Иногда я оставлял Джованни после нашего послеполуденного завтрака – с головой в голубом нимбе сигаретного дыма – и шёл в банк «Америкэн-экспресс» около Гранд-опера, где меня могли ожидать письма. Иногда, но редко Джованни шёл со мной: он говорил, что ему невыносимо находиться в окружении такого количества американцев. Говорил, что все они на одно лицо, и я уверен, что для него это так и было. Но для меня они были разными. Я понимал, что у них есть что-то общее, что и делало их американцами, но никогда не мог определённо сказать, что именно. Я знал: что бы ни было этим качеством, я им тоже обладал. И знал, что Джованни отчасти был привязан ко мне именно поэтому. Когда ему хотелось показать, что он мной недоволен, он говорил, что я vrai Américain; [100] Настоящий американец ( фр .).
и наоборот, когда он был счастлив, то говорил, что во мне нет ничего от американца. Но в обоих случаях он задевал глубоко во мне нерв, который в нём не болел. И меня это обижало: обижало, что меня называют американцем (и обижало, что это обижало), поскольку это делало меня не больше того – не знаю чего; обижало, что считают не американцем, поскольку это делало меня как бы ничем.
Но однажды, ослепительно ярким летним днём, войдя в «Америкэн-экспресс», я был вынужден признать, что эта возбуждённая, такая нервозно бодрящаяся масса вдруг стала колоть мне глаза своей общностью. Дома я мог бы различить типы, обычаи, местные выговоры без малейшего усилия. Теперь же все они, если не вслушиваться очень внимательно, говорили так, будто только что приехали из Небраски. Дома я отметил бы разницу в одежде, здесь же я видел лишь сумки, фотоаппараты, ремни и шляпы, купленные, совершенно очевидно, в одном и том же универмаге. Дома я почувствовал бы какую-то неповторимую женственность в этих американках; здесь же им с жутким совершенством удавалось казаться холодными как лёд или высушенными на солнце существами неопределённого пола, и даже старухи, казалось, не претерпели никаких метаморфоз плоти.

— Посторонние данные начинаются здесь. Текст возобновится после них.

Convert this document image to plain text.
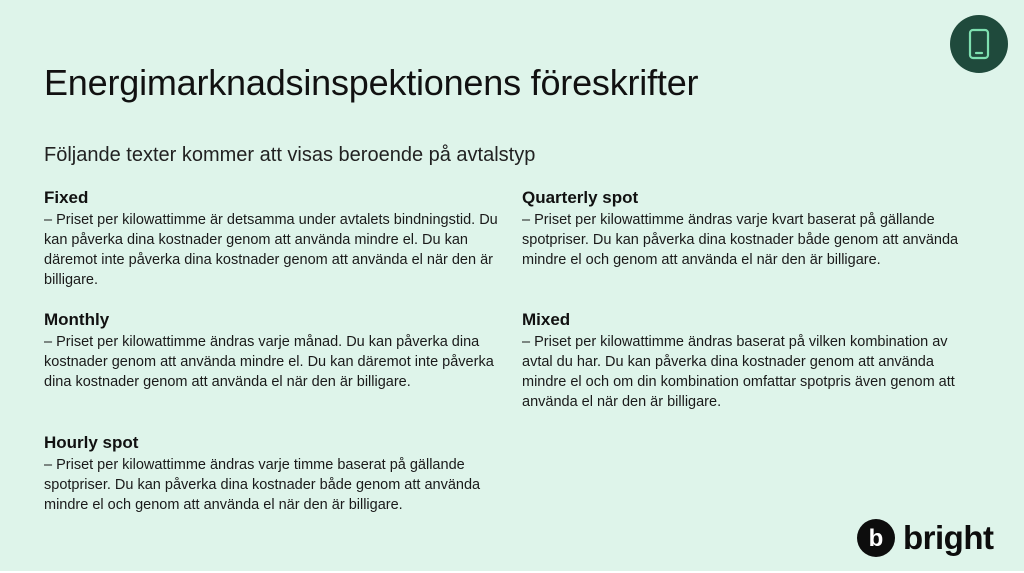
Energimarknadsinspektionens föreskrifter

Följande texter kommer att visas beroende på avtalstyp

Fixed
– Priset per kilowattimme är detsamma under avtalets bindningstid. Du kan påverka dina kostnader genom att använda mindre el. Du kan däremot inte påverka dina kostnader genom att använda el när den är billigare.
Monthly
– Priset per kilowattimme ändras varje månad. Du kan påverka dina kostnader genom att använda mindre el. Du kan däremot inte påverka dina kostnader genom att använda el när den är billigare.
Hourly spot
– Priset per kilowattimme ändras varje timme baserat på gällande spotpriser. Du kan påverka dina kostnader både genom att använda mindre el och genom att använda el när den är billigare.
Quarterly spot
– Priset per kilowattimme ändras varje kvart baserat på gällande spotpriser. Du kan påverka dina kostnader både genom att använda mindre el och genom att använda el när den är billigare.
Mixed
– Priset per kilowattimme ändras baserat på vilken kombination av avtal du har. Du kan påverka dina kostnader genom att använda mindre el och om din kombination omfattar spotpris även genom att använda el när den är billigare.
b bright
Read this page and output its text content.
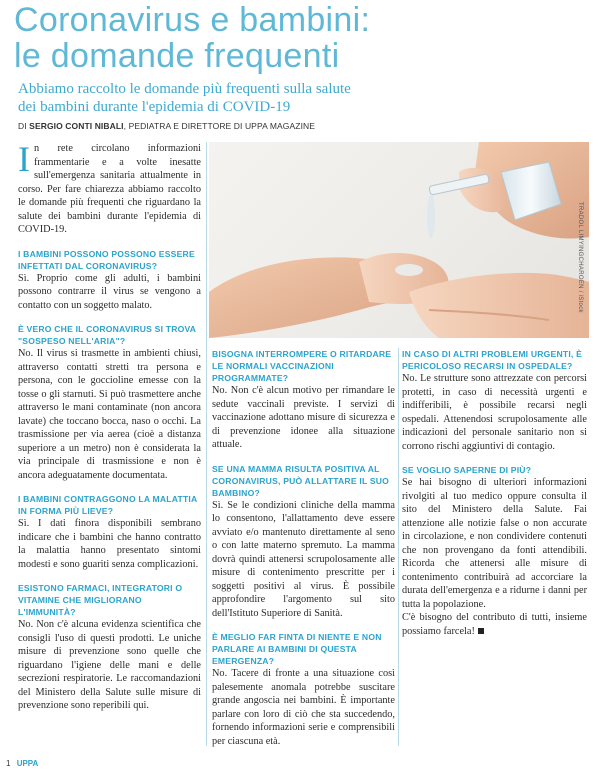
Coronavirus e bambini:
le domande frequenti
Abbiamo raccolto le domande più frequenti sulla salute
dei bambini durante l'epidemia di COVID-19
DI SERGIO CONTI NIBALI, PEDIATRA E DIRETTORE DI UPPA MAGAZINE
TRADOL LIMYINGCHAROEN / iStock

In rete circolano informazioni frammentarie e a volte inesatte sull'emergenza sanitaria attualmente in corso. Per fare chiarezza abbiamo raccolto le domande più frequenti che riguardano la salute dei bambini durante l'epidemia di COVID-19.

I BAMBINI POSSONO POSSONO ESSERE INFETTATI DAL CORONAVIRUS?

Sì. Proprio come gli adulti, i bambini possono contrarre il virus se vengono a contatto con un soggetto malato.

È VERO CHE IL CORONAVIRUS SI TROVA "SOSPESO NELL'ARIA"?

No. Il virus si trasmette in ambienti chiusi, attraverso contatti stretti tra persona e persona, con le goccioline emesse con la tosse o gli starnuti. Si può trasmettere anche attraverso le mani contaminate (non ancora lavate) che toccano bocca, naso o occhi. La trasmissione per via aerea (cioè a distanza superiore a un metro) non è considerata la via principale di trasmissione e non è ancora adeguatamente documentata.

I BAMBINI CONTRAGGONO LA MALATTIA IN FORMA PIÙ LIEVE?

Sì. I dati finora disponibili sembrano indicare che i bambini che hanno contratto la malattia hanno presentato sintomi modesti e sono guariti senza complicazioni.

ESISTONO FARMACI, INTEGRATORI O VITAMINE CHE MIGLIORANO L'IMMUNITÀ?

No. Non c'è alcuna evidenza scientifica che consigli l'uso di questi prodotti. Le uniche misure di prevenzione sono quelle che riguardano l'igiene delle mani e delle secrezioni respiratorie. Le raccomandazioni del Ministero della Salute sulle misure di prevenzione sono reperibili qui.

BISOGNA INTERROMPERE O RITARDARE LE NORMALI VACCINAZIONI PROGRAMMATE?

No. Non c'è alcun motivo per rimandare le sedute vaccinali previste. I servizi di vaccinazione adottano misure di sicurezza e di prevenzione idonee alla situazione attuale.

SE UNA MAMMA RISULTA POSITIVA AL CORONAVIRUS, PUÒ ALLATTARE IL SUO BAMBINO?

Sì. Se le condizioni cliniche della mamma lo consentono, l'allattamento deve essere avviato e/o mantenuto direttamente al seno o con latte materno spremuto. La mamma dovrà quindi attenersi scrupolosamente alle misure di contenimento prescritte per i soggetti positivi al virus. È possibile approfondire l'argomento sul sito dell'Istituto Superiore di Sanità.

È MEGLIO FAR FINTA DI NIENTE E NON PARLARE AI BAMBINI DI QUESTA EMERGENZA?

No. Tacere di fronte a una situazione così palesemente anomala potrebbe suscitare grande angoscia nei bambini. È importante parlare con loro di ciò che sta succedendo, fornendo informazioni serie e comprensibili per ciascuna età.

IN CASO DI ALTRI PROBLEMI URGENTI, È PERICOLOSO RECARSI IN OSPEDALE?

No. Le strutture sono attrezzate con percorsi protetti, in caso di necessità urgenti e indifferibili, è possibile recarsi negli ospedali. Attenendosi scrupolosamente alle indicazioni del personale sanitario non si corrono rischi aggiuntivi di contagio.

SE VOGLIO SAPERNE DI PIÙ?

Se hai bisogno di ulteriori informazioni rivolgiti al tuo medico oppure consulta il sito del Ministero della Salute. Fai attenzione alle notizie false o non accurate in circolazione, e non condividere contenuti che non provengano da fonti attendibili. Ricorda che attenersi alle misure di contenimento contribuirà ad accorciare la durata dell'emergenza e a ridurne i danni per tutta la popolazione.

C'è bisogno del contributo di tutti, insieme possiamo farcela!

1 UPPA
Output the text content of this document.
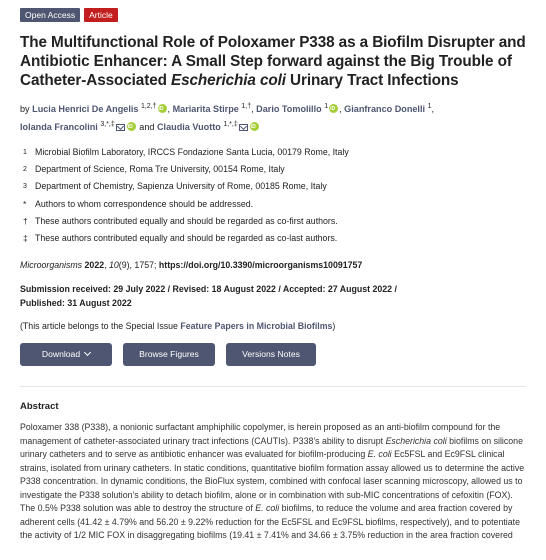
Open Access	Article
The Multifunctional Role of Poloxamer P338 as a Biofilm Disrupter and Antibiotic Enhancer: A Small Step forward against the Big Trouble of Catheter-Associated Escherichia coli Urinary Tract Infections
by Lucia Henrici De Angelis $^{1,2,\dagger}$ iD , Mariarita Stirpe $^{1,\dagger}$, Dario Tomolillo $^1$ iD , Gianfranco Donelli $^1$,
Iolanda Francolini $^{3,*,\ddagger}$iD and Claudia Vuotto $^{1,*,\ddagger}$iD
1 Microbial Biofilm Laboratory, IRCCS Fondazione Santa Lucia, 00179 Rome, Italy
2 Department of Science, Roma Tre University, 00154 Rome, Italy
3 Department of Chemistry, Sapienza University of Rome, 00185 Rome, Italy
* Authors to whom correspondence should be addressed.
† These authors contributed equally and should be regarded as co-first authors.
‡ These authors contributed equally and should be regarded as co-last authors.
Microorganisms 2022, 10(9), 1757; https://doi.org/10.3390/microorganisms10091757
Submission received: 29 July 2022 / Revised: 18 August 2022 / Accepted: 27 August 2022 /
Published: 31 August 2022
(This article belongs to the Special Issue Feature Papers in Microbial Biofilms)
Download	Browse Figures	Versions Notes
Abstract

Poloxamer 338 (P338), a nonionic surfactant amphiphilic copolymer, is herein proposed as an anti-biofilm compound for the management of catheter-associated urinary tract infections (CAUTIs). P338’s ability to disrupt Escherichia coli biofilms on silicone urinary catheters and to serve as antibiotic enhancer was evaluated for biofilm-producing E. coli Ec5FSL and Ec9FSL clinical strains, isolated from urinary catheters. In static conditions, quantitative biofilm formation assay allowed us to determine the active P338 concentration. In dynamic conditions, the BioFlux system, combined with confocal laser scanning microscopy, allowed us to investigate the P338 solution’s ability to detach biofilm, alone or in combination with sub-MIC concentrations of cefoxitin (FOX). The 0.5% P338 solution was able to destroy the structure of E. coli biofilms, to reduce the volume and area fraction covered by adherent cells (41.42 ± 4.79% and 56.20 ± 9.22% reduction for the Ec5FSL and Ec9FSL biofilms, respectively), and to potentiate the activity of 1/2 MIC FOX in disaggregating biofilms (19.41 ± 7.41% and 34.66 ± 3.75% reduction in the area fraction covered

Мужчин же отличало то, что они казались неспособными менять возраст. От них шёл запах мыла, который оберегал их, наподобие презерватива, от опасностей и обязательств, налагаемых запахами более интимного свойства. Оставшийся незапачканным, нетронутым, неизменившимся мальчик смотрел из глаз шестидесятилетнего мужчины, покупающего вместе со своей улыбающейся женой билеты в Рим. Эта жена могла бы быть его матерью, проталкивающей ему в горло лишнюю ложку овсяной каши, а Рим – тем фильмом, на который она обещала его отпустить. Но я подозревал, что то, что я видел, было лишь частью правды, и, возможно, не самой важной: под этими лицами, этой одеждой, акцентом и грубостью крылись сила и скорбь, в которых они себе не признавались и о существовании которых не подозревали, – сила первооткрывателей и скорбь отлучённых.
Я встал в очередь за почтой позади двух девушек, решивших, что они хотят остаться в Европе, и надеющихся найти работу в американских представительствах в Германии. Одна из них влюбилась в молодого швейцарца, как я понял из торопливого и возбуждённого перешёптывания. Вторая призывала подругу «занять твёрдую позицию» (я так и не понял, по отношению к чему), и влюблённая девушка всё кивала, но скорее из растерянности, чем из согласия. У неё был вид задыхающегося и оторопелого человека, который хочет многое высказать и ничего не может сказать. «Смотри не будь дурой», – увещевала подруга. «Да-да, я знаю», – отвечала девушка. Складывалось впечатление, что хотя она, конечно, не стремилась быть дурой, но забыла значение этого слова и теперь уже вряд ли когда-нибудь вспомнит.